Proudhon gave to the system of Mutualism a very full development in connection with his anti-Government and anti-State ideas; but it must be said that the Mutualist portion of his programme had been developed in England already by William Thompson (he was a Mutualist prior to his becoming a Communist) and the English followers of Thompson—John Gray (1825, 1831) and J. F. Bray (1839).

In the United States, the same direction was represented by Josiah Warren, who, after having taken part in Robert Owen's colony, "New Harmony," turned against Communism, and in 1827 founded, in Cincinnatti, a "store" in which goods were exchanged on the principle of time-value and labour cheques. Such institutions remained in existence up till 1865 under the names of "Equity Stores," "Equity Village," and "House of Equity."

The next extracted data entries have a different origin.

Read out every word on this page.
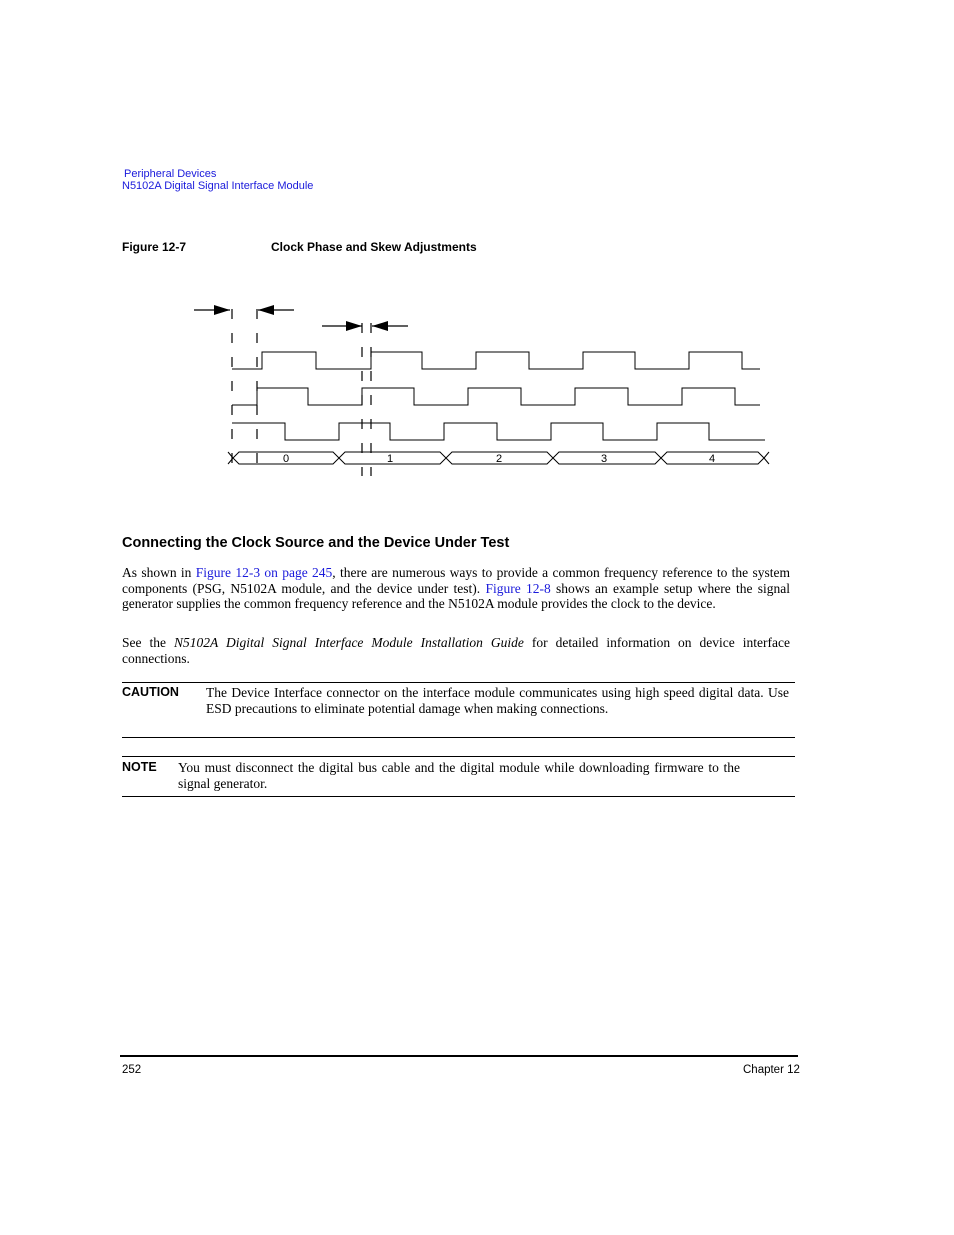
Peripheral Devices
N5102A Digital Signal Interface Module
Figure 12-7	Clock Phase and Skew Adjustments
0	1	2	3	4
Connecting the Clock Source and the Device Under Test
As shown in Figure 12-3 on page 245, there are numerous ways to provide a common frequency reference to the system components (PSG, N5102A module, and the device under test). Figure 12-8 shows an example setup where the signal generator supplies the common frequency reference and the N5102A module provides the clock to the device.
See the N5102A Digital Signal Interface Module Installation Guide for detailed information on device interface connections.
CAUTION The Device Interface connector on the interface module communicates using high speed digital data. Use ESD precautions to eliminate potential damage when making connections.
NOTE You must disconnect the digital bus cable and the digital module while downloading firmware to the signal generator.
252	Chapter 12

The same ideas of labour-value and exchange at labour-cost were advocated in Germany, in 1843 and 1845, by Moses Hess and Karl Grün; and in Switzerland by Wilhelm Marr, who opposed the authoritarian Communist teachings of Weitling.

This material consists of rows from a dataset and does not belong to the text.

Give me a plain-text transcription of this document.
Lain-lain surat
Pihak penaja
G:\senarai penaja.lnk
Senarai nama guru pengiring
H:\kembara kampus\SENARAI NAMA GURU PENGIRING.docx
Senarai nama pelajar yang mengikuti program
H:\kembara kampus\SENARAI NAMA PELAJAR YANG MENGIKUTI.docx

On the other side, in opposition to the strongly authoritarian Communism of Weitling, which had found a great number of adherents among working men in Germany, there appeared in 1845 the work of a German Hegelian, Max Stirner (Johann Kaspar Schmidt was his real name), "The Ego and His Own," which was lately rediscovered, so to say, by J. H. Mackay, and very much spoken of in Anarchist circles as a sort of manifesto of the Individualist Anarchists.[1]

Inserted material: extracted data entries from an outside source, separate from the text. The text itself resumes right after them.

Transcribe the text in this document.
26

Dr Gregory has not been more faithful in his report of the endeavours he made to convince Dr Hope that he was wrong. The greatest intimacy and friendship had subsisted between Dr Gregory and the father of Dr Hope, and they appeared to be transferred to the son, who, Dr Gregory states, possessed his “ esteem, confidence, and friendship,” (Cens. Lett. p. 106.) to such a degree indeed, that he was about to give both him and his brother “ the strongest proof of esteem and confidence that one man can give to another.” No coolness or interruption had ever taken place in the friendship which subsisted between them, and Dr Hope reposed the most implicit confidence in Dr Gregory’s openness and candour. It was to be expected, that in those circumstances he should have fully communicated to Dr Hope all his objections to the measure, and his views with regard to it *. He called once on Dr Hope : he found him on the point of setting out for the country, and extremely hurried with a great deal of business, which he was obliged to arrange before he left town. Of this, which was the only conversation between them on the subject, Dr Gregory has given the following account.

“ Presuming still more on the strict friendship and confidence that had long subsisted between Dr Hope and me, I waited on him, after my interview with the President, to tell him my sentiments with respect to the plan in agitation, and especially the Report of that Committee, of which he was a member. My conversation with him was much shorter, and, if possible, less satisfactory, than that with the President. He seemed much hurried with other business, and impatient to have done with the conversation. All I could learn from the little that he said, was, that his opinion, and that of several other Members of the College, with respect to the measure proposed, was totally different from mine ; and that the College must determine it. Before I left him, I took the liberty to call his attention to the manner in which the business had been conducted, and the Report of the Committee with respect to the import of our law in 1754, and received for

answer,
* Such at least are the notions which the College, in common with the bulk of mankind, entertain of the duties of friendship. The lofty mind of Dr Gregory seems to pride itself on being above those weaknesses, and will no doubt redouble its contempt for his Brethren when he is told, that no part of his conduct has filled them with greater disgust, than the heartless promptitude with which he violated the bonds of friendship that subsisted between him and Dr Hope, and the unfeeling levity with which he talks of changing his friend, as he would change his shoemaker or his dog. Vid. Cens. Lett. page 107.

Stirner's work is a revolt against both the State and the new tyranny which would have been imposed upon man if authoritarian Communism were introduced. Reasoning on Hegelian metaphysical lines, Stirner preaches therefore the rehabilitation of the "I" and the supremacy of the individual; and he comes in this way to advocate complete "a-moralism" (no morality) and an "association of egoists."


  1. A French translation of it was published at Paris in 1900, and an English translation, under the above title, was published by B. R. Tucker at New York in 1907.